Safe query costs with BigQuery
Processing data in BigQuery offers immense power and scalability, but it can also lead to unexpected costs if not managed properly. This recent story from the HTTP Archive community and other cost issues are often shared publicly prove that raising awareness is not enough.
A Costly Human Error
Over the years, I’ve observed numerous instances where a single or looped queries result in abysmal charges of $1,000 or even $10,000+. In one extreme case, I witnessed a bill increase by $163K due to a single costly error. This isn’t just a problem for BigQuery data analysts; engineers working with datasets can also face significant financial consequences due to code bugs. Extensive experience alone doesn’t seem to protect from making a costly mistake.
I’ve also had unpleasant tasks leading investigation and implementing safety measures after substantial cost spikes. Despite being aware of storage and SQL optimizations, human error is inevitable.
This highlights the necessity of implementing cost safety measures regardless of experience level. Over the years, I’ve seen these few simple preventive steps save us from subsequent billing issues. Implementing these steps in advance can protect you from unexpected costs. And it’s the only reliable way regardless of what interfaces are used to access BigQuery.
Steps to Ensure Cost Safety in BigQuery
1. Set Query Usage Quotas
Prevent excessive query usage by limiting the amount of data that can be processed in a day. Whenever a subsequent query exceeds the quota, it will fail. You can adjust query usage quota values at the project or user level.
Step-by-Step Guide
- In the Google Cloud Console go to API & Services > BigQuery API > Quotas & System Limits.
- Select the quota you want to adjust.
- Click “Edit Quotas” and enter your desired values.
- Submit your changes.
- Return to exploring petabytes of data with peace of mind.
Bring your quota down to 1TB per user per day:
gcloud alpha services quota update --consumer=projects/PROJECT_ID --service=bigquery.googleapis.com --metric=bigquery.googleapis.com/quota/query/usage --unit=1/d/{project}/{user} --value=1048576
What if you’re past 1Tb quota? Check your usage statistics in Log Analytics.

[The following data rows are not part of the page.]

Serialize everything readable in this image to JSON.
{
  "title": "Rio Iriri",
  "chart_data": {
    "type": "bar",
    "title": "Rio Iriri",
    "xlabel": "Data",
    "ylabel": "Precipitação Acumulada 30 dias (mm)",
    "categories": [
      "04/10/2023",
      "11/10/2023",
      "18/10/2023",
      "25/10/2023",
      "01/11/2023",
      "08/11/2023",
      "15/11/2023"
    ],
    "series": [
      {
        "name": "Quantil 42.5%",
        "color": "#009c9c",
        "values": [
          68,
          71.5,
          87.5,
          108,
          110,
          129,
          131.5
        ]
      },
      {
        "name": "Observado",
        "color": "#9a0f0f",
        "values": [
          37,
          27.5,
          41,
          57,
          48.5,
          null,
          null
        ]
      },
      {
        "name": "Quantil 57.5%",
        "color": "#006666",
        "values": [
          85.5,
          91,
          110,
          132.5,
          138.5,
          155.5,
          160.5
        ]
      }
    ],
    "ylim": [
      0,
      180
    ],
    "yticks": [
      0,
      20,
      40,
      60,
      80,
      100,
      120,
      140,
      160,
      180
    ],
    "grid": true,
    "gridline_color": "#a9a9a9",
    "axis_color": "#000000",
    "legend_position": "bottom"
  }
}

When you configure the Maximum bytes billed parameter in the query settings of the BigQuery Console UI, it mentions a project default setting. However, there is no direct way to set a per-query limit at the project level. The closest alternative is to use API daily quotas to control the maximum bytes billed.
2. Set Up Budget Alerts
Stay aware of your spending trends and get notified before costs spiral out of control. Even though you now have a cap on your daily spend, you may expect that you average daily spend is much lower than that throughout the month.
Step-by-Step Guide
gcloud config set project PROJECT_ID
gcloud billing budgets create --billing-account=BILLING_ACCOUNT --display-name="BigQuery Budget" --filter-services=services/24E6-581D-38E5 --last-period-amount --threshold-rule=percent=0.5,basis=forecasted-spend --threshold-rule=percent=0.9,basis=forecasted-spend --threshold-rule=percent=1,basis=forecasted-spend
Don’t wait till it’s your time to worry about a big bill
No amount of experience safeguards against human error. Implementing usage quotas and budget alerts in BigQuery is essential to prevent costly mistakes. These steps provide a safety net, ensuring that both small and large-scale operations can manage their data processing costs effectively.
For small businesses these measures can help avoid unexpected costs during data processing spikes. By setting a quota, you ensure that no single query or user can bankrupt your budget.
Large enterprises can manage and monitor querying quotas and budgets at the department level. Monitoring spending helps them stay within allocated budgets and avoid financial investigations.
By following these steps, you can avoid the need to seek Google’s forgiveness for an unexpected bill and maintain strict control over your data processing costs.